# Problem 2B.4 in Finite Group Theory by Isaacs

Suppose a finite group $$G$$ has more than one Sylow-2 subgroup and any two intersects trivially. Show $$G$$ contains exactly one conjugacy class of involutions.

Here are some of my thoughts: Suppose not, then there exist involutions $$s,t$$ such that they are not conjugate.

$$s,t$$ generates a dihedral group $$D_{2n}$$. $$n$$ is even since $$s,t$$ are not conjugate in $$D_{2n}$$.

If $$n$$ is not a power of 2, then $$D_{2n}$$ has more than one Sylow 2 subgroups and $$D_{2n}$$ are generated by them. But any two of the Sylow 2 subgroups of $$D_{2n}$$ has a nontrival intersection, and any two Sylow-2 subgroups of G intersects trivally, so all Sylow 2 subgroups of $$D_{2n}$$ must lie in the same Sylow-2 subgroup of $$G$$. So $$D_{2n}$$ lie in a Sylow-2 subgroup of $$G$$, this leads a contradiction.

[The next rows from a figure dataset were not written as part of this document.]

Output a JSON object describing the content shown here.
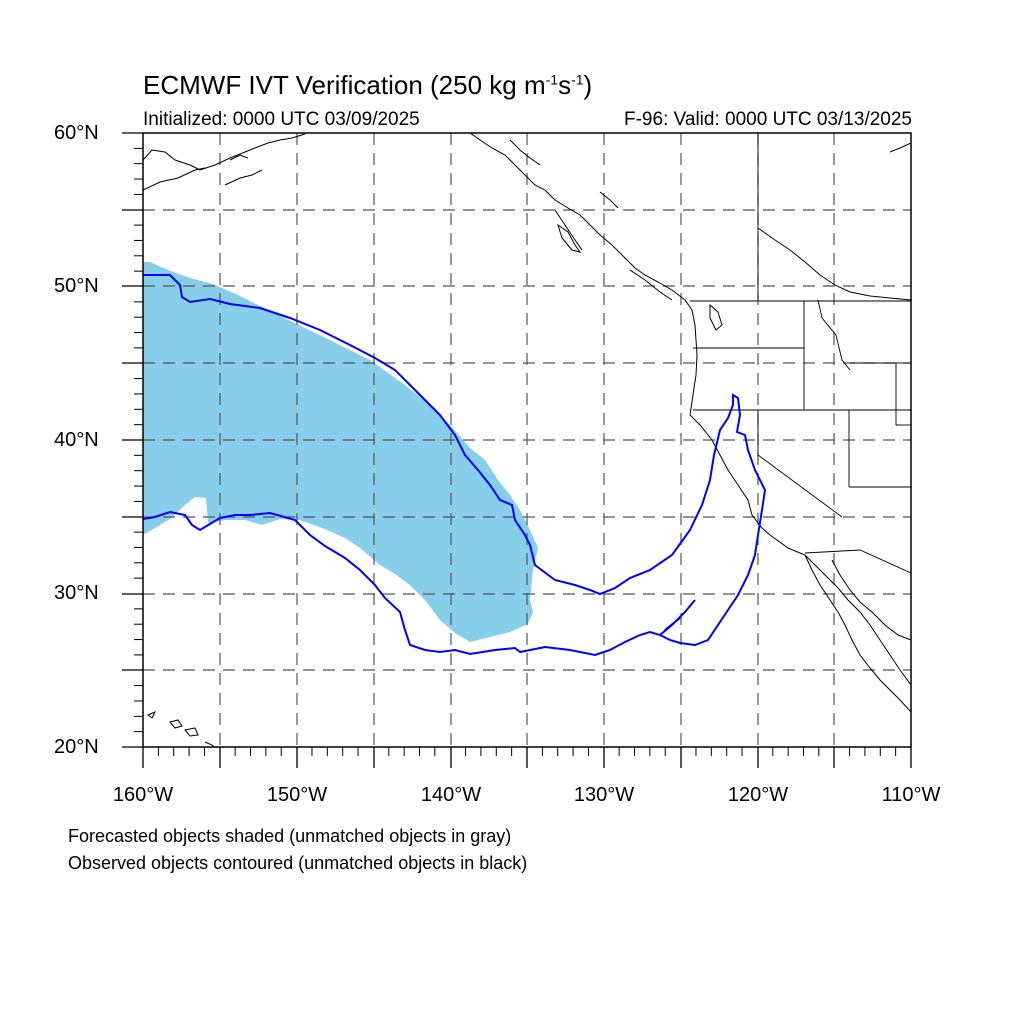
{
  "title_main": "ECMWF IVT Verification (250 kg m",
  "title_sup1": "-1",
  "title_mid": "s",
  "title_sup2": "-1",
  "title_end": ")",
  "initialized": "Initialized: 0000 UTC 03/09/2025",
  "valid": "F-96: Valid: 0000 UTC 03/13/2025",
  "lat_labels": [
    "60°N",
    "50°N",
    "40°N",
    "30°N",
    "20°N"
  ],
  "lon_labels": [
    "160°W",
    "150°W",
    "140°W",
    "130°W",
    "120°W",
    "110°W"
  ],
  "footnote_1": "Forecasted objects shaded (unmatched objects in gray)",
  "footnote_2": "Observed objects contoured (unmatched objects in black)",
  "colors": {
    "forecast_fill": "#87ceeb",
    "observed_contour": "#0000ff",
    "coastline": "#000000",
    "grid": "#555555"
  },
  "map_extent": {
    "lon": [
      -160,
      -110
    ],
    "lat": [
      20,
      60
    ]
  },
  "gridlines": {
    "lon_step": 5,
    "lat_step": 5,
    "style": "dashed"
  }
}
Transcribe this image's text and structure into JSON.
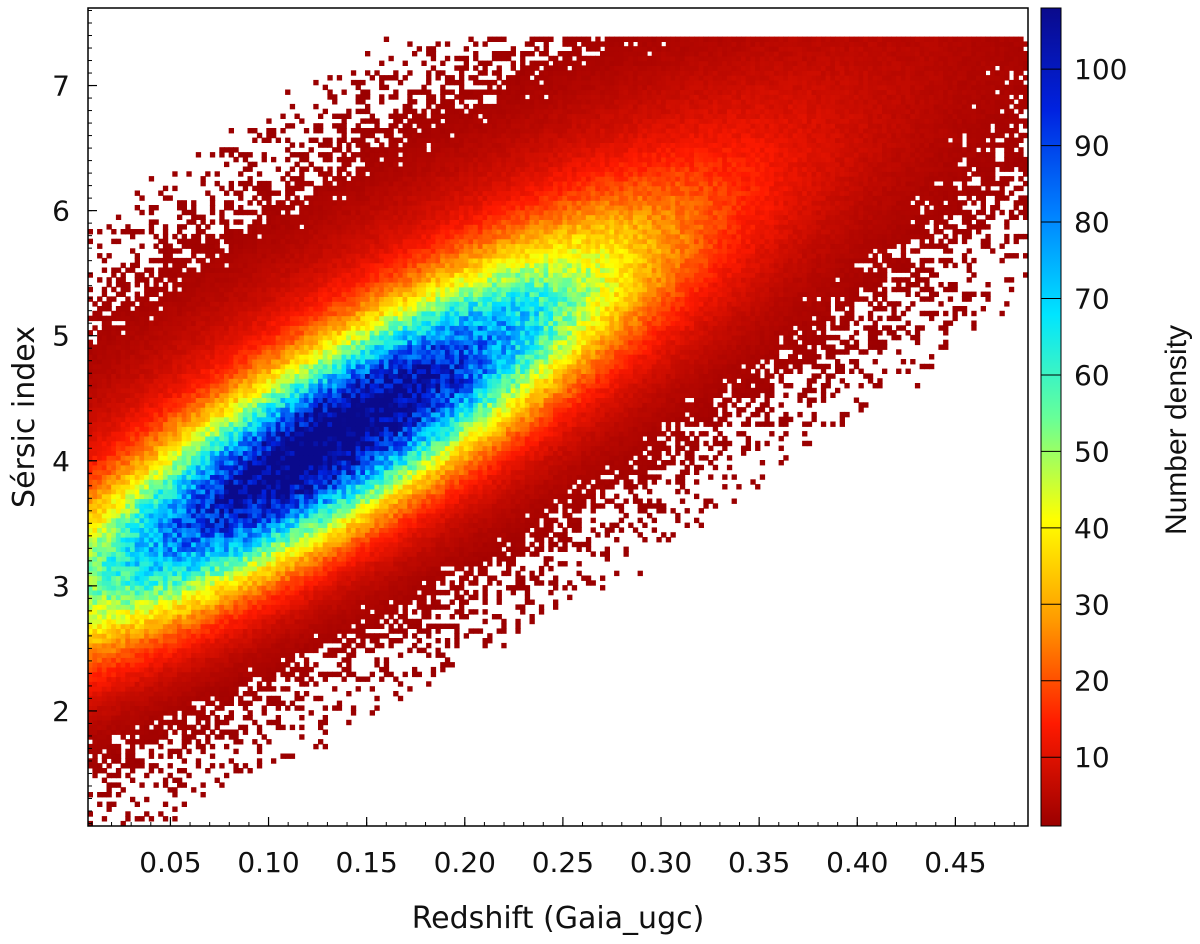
{
  "chart_data": {
    "type": "heatmap",
    "title": "",
    "xlabel": "Redshift (Gaia_ugc)",
    "ylabel": "Sérsic index",
    "xlim": [
      0.008,
      0.487
    ],
    "ylim": [
      1.08,
      7.62
    ],
    "x_ticks": [
      0.05,
      0.1,
      0.15,
      0.2,
      0.25,
      0.3,
      0.35,
      0.4,
      0.45
    ],
    "x_tick_labels": [
      "0.05",
      "0.10",
      "0.15",
      "0.20",
      "0.25",
      "0.30",
      "0.35",
      "0.40",
      "0.45"
    ],
    "y_ticks": [
      2,
      3,
      4,
      5,
      6,
      7
    ],
    "y_tick_labels": [
      "2",
      "3",
      "4",
      "5",
      "6",
      "7"
    ],
    "colorbar": {
      "label": "Number density",
      "range": [
        1,
        108
      ],
      "ticks": [
        10,
        20,
        30,
        40,
        50,
        60,
        70,
        80,
        90,
        100
      ],
      "tick_labels": [
        "10",
        "20",
        "30",
        "40",
        "50",
        "60",
        "70",
        "80",
        "90",
        "100"
      ],
      "colormap": "jet_truncated",
      "colormap_stops": [
        "#9b0000",
        "#ff1a00",
        "#ff9900",
        "#ffff00",
        "#66ff99",
        "#00e5ff",
        "#0080ff",
        "#0022e0",
        "#0a0a8c"
      ]
    },
    "density_model": {
      "peak_x": 0.13,
      "peak_y": 4.15,
      "peak_density": 105,
      "n_max_cap": 7.38,
      "sigma_x": 0.045,
      "sigma_y": 0.95,
      "correlation_slope": 12.0
    },
    "grid": false,
    "legend": "none"
  }
}
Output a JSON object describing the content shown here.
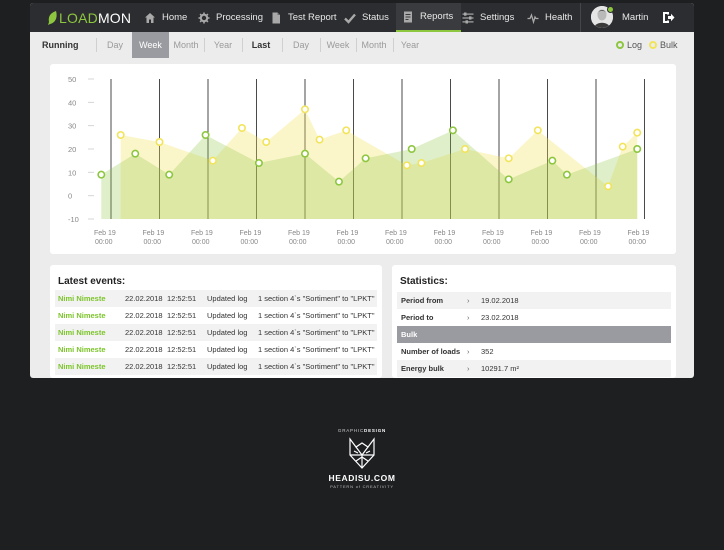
{
  "brand": {
    "part1": "LOAD",
    "part2": "MON"
  },
  "nav": {
    "items": [
      {
        "label": "Home",
        "icon": "home-icon"
      },
      {
        "label": "Processing",
        "icon": "gear-icon"
      },
      {
        "label": "Test Report",
        "icon": "document-icon"
      },
      {
        "label": "Status",
        "icon": "check-icon"
      },
      {
        "label": "Reports",
        "icon": "report-icon",
        "active": true
      },
      {
        "label": "Settings",
        "icon": "sliders-icon"
      },
      {
        "label": "Health",
        "icon": "pulse-icon"
      }
    ],
    "user": "Martin"
  },
  "filters": {
    "running_label": "Running",
    "running_options": [
      "Day",
      "Week",
      "Month",
      "Year"
    ],
    "running_selected": "Week",
    "last_label": "Last",
    "last_options": [
      "Day",
      "Week",
      "Month",
      "Year"
    ],
    "legend_log": "Log",
    "legend_bulk": "Bulk"
  },
  "colors": {
    "accent_green": "#8dc63f",
    "log_line": "#8dc63f",
    "bulk_line": "#f2e45a",
    "nav_bg": "#2c2d30"
  },
  "chart_data": {
    "type": "area",
    "x": [
      "Feb 19\n00:00",
      "Feb 19\n00:00",
      "Feb 19\n00:00",
      "Feb 19\n00:00",
      "Feb 19\n00:00",
      "Feb 19\n00:00",
      "Feb 19\n00:00",
      "Feb 19\n00:00",
      "Feb 19\n00:00",
      "Feb 19\n00:00",
      "Feb 19\n00:00",
      "Feb 19\n00:00",
      "Feb 19\n00:00"
    ],
    "xtick_labels": [
      "Feb 19 00:00",
      "Feb 19 00:00",
      "Feb 19 00:00",
      "Feb 19 00:00",
      "Feb 19 00:00",
      "Feb 19 00:00",
      "Feb 19 00:00",
      "Feb 19 00:00",
      "Feb 19 00:00",
      "Feb 19 00:00",
      "Feb 19 00:00",
      "Feb 19 00:00",
      "Feb 19 00:00"
    ],
    "ylim": [
      -10,
      50
    ],
    "yticks": [
      -10,
      0,
      10,
      20,
      30,
      40,
      50
    ],
    "grid": true,
    "series": [
      {
        "name": "Bulk",
        "color": "#f2e45a",
        "points": [
          [
            0.2,
            26
          ],
          [
            1.0,
            23
          ],
          [
            2.1,
            15
          ],
          [
            2.7,
            29
          ],
          [
            3.2,
            23
          ],
          [
            4.0,
            37
          ],
          [
            4.3,
            24
          ],
          [
            4.85,
            28
          ],
          [
            6.1,
            13
          ],
          [
            6.4,
            14
          ],
          [
            7.3,
            20
          ],
          [
            8.2,
            16
          ],
          [
            8.8,
            28
          ],
          [
            10.25,
            4
          ],
          [
            10.55,
            21
          ],
          [
            10.85,
            27
          ]
        ]
      },
      {
        "name": "Log",
        "color": "#8dc63f",
        "points": [
          [
            -0.2,
            9
          ],
          [
            0.5,
            18
          ],
          [
            1.2,
            9
          ],
          [
            1.95,
            26
          ],
          [
            3.05,
            14
          ],
          [
            4.0,
            18
          ],
          [
            4.7,
            6
          ],
          [
            5.25,
            16
          ],
          [
            6.2,
            20
          ],
          [
            7.05,
            28
          ],
          [
            8.2,
            7
          ],
          [
            9.1,
            15
          ],
          [
            9.4,
            9
          ],
          [
            10.85,
            20
          ]
        ]
      }
    ]
  },
  "events": {
    "title": "Latest events:",
    "rows": [
      {
        "user": "Nimi Nimeste",
        "date": "22.02.2018",
        "time": "12:52:51",
        "action": "Updated log",
        "detail": "1 section 4`s \"Sortiment\" to \"LPKT\""
      },
      {
        "user": "Nimi Nimeste",
        "date": "22.02.2018",
        "time": "12:52:51",
        "action": "Updated log",
        "detail": "1 section 4`s \"Sortiment\" to \"LPKT\""
      },
      {
        "user": "Nimi Nimeste",
        "date": "22.02.2018",
        "time": "12:52:51",
        "action": "Updated log",
        "detail": "1 section 4`s \"Sortiment\" to \"LPKT\""
      },
      {
        "user": "Nimi Nimeste",
        "date": "22.02.2018",
        "time": "12:52:51",
        "action": "Updated log",
        "detail": "1 section 4`s \"Sortiment\" to \"LPKT\""
      },
      {
        "user": "Nimi Nimeste",
        "date": "22.02.2018",
        "time": "12:52:51",
        "action": "Updated log",
        "detail": "1 section 4`s \"Sortiment\" to \"LPKT\""
      }
    ]
  },
  "statistics": {
    "title": "Statistics:",
    "period_from_label": "Period from",
    "period_from": "19.02.2018",
    "period_to_label": "Period to",
    "period_to": "23.02.2018",
    "bulk_header": "Bulk",
    "loads_label": "Number of loads",
    "loads": "352",
    "energy_label": "Energy bulk",
    "energy": "10291.7 m²",
    "arrow": "›"
  },
  "watermark": {
    "top_prefix": "GRAPHIC",
    "top_suffix": "DESIGN",
    "name": "HEADISU.COM",
    "tagline": "PATTERN of CREATIVITY"
  }
}
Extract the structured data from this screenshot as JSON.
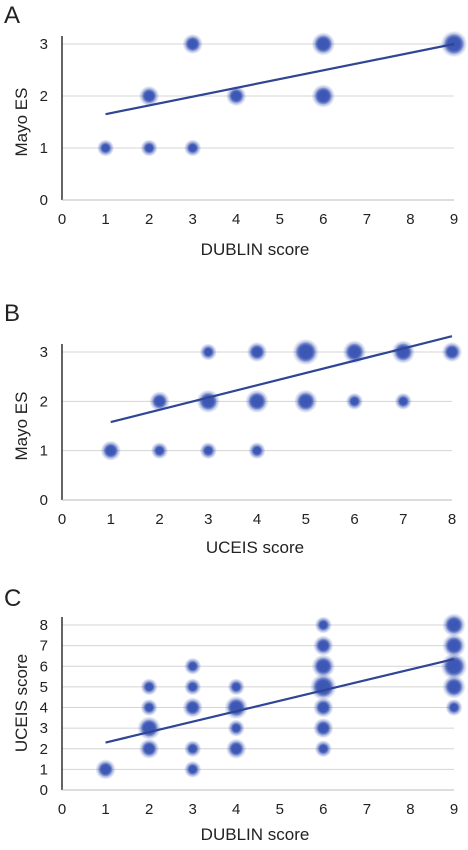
{
  "panels": [
    {
      "letter": "A",
      "chart_data": {
        "type": "scatter",
        "title": "",
        "xlabel": "DUBLIN score",
        "ylabel": "Mayo ES",
        "xlim": [
          0,
          9
        ],
        "ylim": [
          0,
          3
        ],
        "xticks": [
          0,
          1,
          2,
          3,
          4,
          5,
          6,
          7,
          8,
          9
        ],
        "yticks": [
          0,
          1,
          2,
          3
        ],
        "grid": true,
        "marker_color": "#3a55b4",
        "points": [
          {
            "x": 1,
            "y": 1,
            "n": 1
          },
          {
            "x": 2,
            "y": 1,
            "n": 1
          },
          {
            "x": 3,
            "y": 1,
            "n": 1
          },
          {
            "x": 2,
            "y": 2,
            "n": 2
          },
          {
            "x": 4,
            "y": 2,
            "n": 2
          },
          {
            "x": 6,
            "y": 2,
            "n": 3
          },
          {
            "x": 3,
            "y": 3,
            "n": 2
          },
          {
            "x": 6,
            "y": 3,
            "n": 3
          },
          {
            "x": 9,
            "y": 3,
            "n": 4
          }
        ],
        "trendline": {
          "x1": 1,
          "y1": 1.65,
          "x2": 9,
          "y2": 3.0
        }
      }
    },
    {
      "letter": "B",
      "chart_data": {
        "type": "scatter",
        "title": "",
        "xlabel": "UCEIS score",
        "ylabel": "Mayo ES",
        "xlim": [
          0,
          8
        ],
        "ylim": [
          0,
          3
        ],
        "xticks": [
          0,
          1,
          2,
          3,
          4,
          5,
          6,
          7,
          8
        ],
        "yticks": [
          0,
          1,
          2,
          3
        ],
        "grid": true,
        "marker_color": "#3a55b4",
        "points": [
          {
            "x": 1,
            "y": 1,
            "n": 2
          },
          {
            "x": 2,
            "y": 1,
            "n": 1
          },
          {
            "x": 3,
            "y": 1,
            "n": 1
          },
          {
            "x": 4,
            "y": 1,
            "n": 1
          },
          {
            "x": 2,
            "y": 2,
            "n": 2
          },
          {
            "x": 3,
            "y": 2,
            "n": 3
          },
          {
            "x": 4,
            "y": 2,
            "n": 3
          },
          {
            "x": 5,
            "y": 2,
            "n": 3
          },
          {
            "x": 6,
            "y": 2,
            "n": 1
          },
          {
            "x": 7,
            "y": 2,
            "n": 1
          },
          {
            "x": 3,
            "y": 3,
            "n": 1
          },
          {
            "x": 4,
            "y": 3,
            "n": 2
          },
          {
            "x": 5,
            "y": 3,
            "n": 4
          },
          {
            "x": 6,
            "y": 3,
            "n": 3
          },
          {
            "x": 7,
            "y": 3,
            "n": 3
          },
          {
            "x": 8,
            "y": 3,
            "n": 2
          }
        ],
        "trendline": {
          "x1": 1,
          "y1": 1.58,
          "x2": 8,
          "y2": 3.32
        }
      }
    },
    {
      "letter": "C",
      "chart_data": {
        "type": "scatter",
        "title": "",
        "xlabel": "DUBLIN score",
        "ylabel": "UCEIS score",
        "xlim": [
          0,
          9
        ],
        "ylim": [
          0,
          8
        ],
        "xticks": [
          0,
          1,
          2,
          3,
          4,
          5,
          6,
          7,
          8,
          9
        ],
        "yticks": [
          0,
          1,
          2,
          3,
          4,
          5,
          6,
          7,
          8
        ],
        "grid": true,
        "marker_color": "#3a55b4",
        "points": [
          {
            "x": 1,
            "y": 1,
            "n": 2
          },
          {
            "x": 2,
            "y": 2,
            "n": 2
          },
          {
            "x": 2,
            "y": 3,
            "n": 3
          },
          {
            "x": 2,
            "y": 4,
            "n": 1
          },
          {
            "x": 2,
            "y": 5,
            "n": 1
          },
          {
            "x": 3,
            "y": 1,
            "n": 1
          },
          {
            "x": 3,
            "y": 2,
            "n": 1
          },
          {
            "x": 3,
            "y": 4,
            "n": 2
          },
          {
            "x": 3,
            "y": 5,
            "n": 1
          },
          {
            "x": 3,
            "y": 6,
            "n": 1
          },
          {
            "x": 4,
            "y": 2,
            "n": 2
          },
          {
            "x": 4,
            "y": 3,
            "n": 1
          },
          {
            "x": 4,
            "y": 4,
            "n": 3
          },
          {
            "x": 4,
            "y": 5,
            "n": 1
          },
          {
            "x": 6,
            "y": 2,
            "n": 1
          },
          {
            "x": 6,
            "y": 3,
            "n": 2
          },
          {
            "x": 6,
            "y": 4,
            "n": 2
          },
          {
            "x": 6,
            "y": 5,
            "n": 4
          },
          {
            "x": 6,
            "y": 6,
            "n": 3
          },
          {
            "x": 6,
            "y": 7,
            "n": 2
          },
          {
            "x": 6,
            "y": 8,
            "n": 1
          },
          {
            "x": 9,
            "y": 4,
            "n": 1
          },
          {
            "x": 9,
            "y": 5,
            "n": 3
          },
          {
            "x": 9,
            "y": 6,
            "n": 4
          },
          {
            "x": 9,
            "y": 7,
            "n": 3
          },
          {
            "x": 9,
            "y": 8,
            "n": 3
          }
        ],
        "trendline": {
          "x1": 1,
          "y1": 2.3,
          "x2": 9,
          "y2": 6.35
        }
      }
    }
  ]
}
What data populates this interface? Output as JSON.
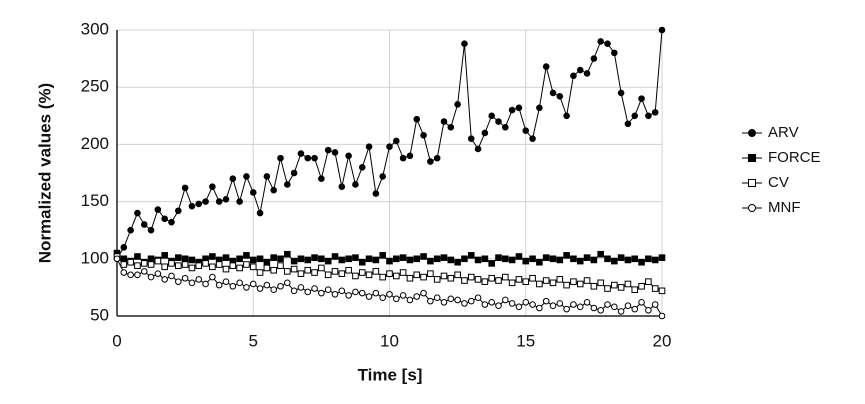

But what if $$n$$ is a power of 2?

• Welcome to Stackexchange. You'll find that simple "Here's the statement of my question, solve it for me" posts will be poorly received. What is better is for you to add context (with an edit): What you understand about the problem, what you've tried so far, etc.; something both to show you are part of the learning experience and to help us guide you to the appropriate help. You can consult this link for further guidance. – Shaun Mar 20 '19 at 13:27
• Note that your arguments would work with any pair of non-conjugate involutions, and the conclusion so far is that they generate a subgroup of order $2^n$ for some $n$. So they are contained in the same Sylow $2$-subgroup. What does this tell you? – Tobias Kildetoft Mar 20 '19 at 14:24
• I think the name of the author of the book in question is Isaacs not Issac, which is an acronym for International Symposium on Symbolic and Algebraic Computation. – Derek Holt Mar 20 '19 at 22:54

My argument shows that any two non-conjugate elements generates a dihedral group whose order is a power of 2. Thus $$s,t$$ and $$s,gtg^{—1}$$ lies in a same Sylow-2 subgroup of G, for all $$g\in G$$. Thus it has only one Sylow-2 subgroup, contradiction.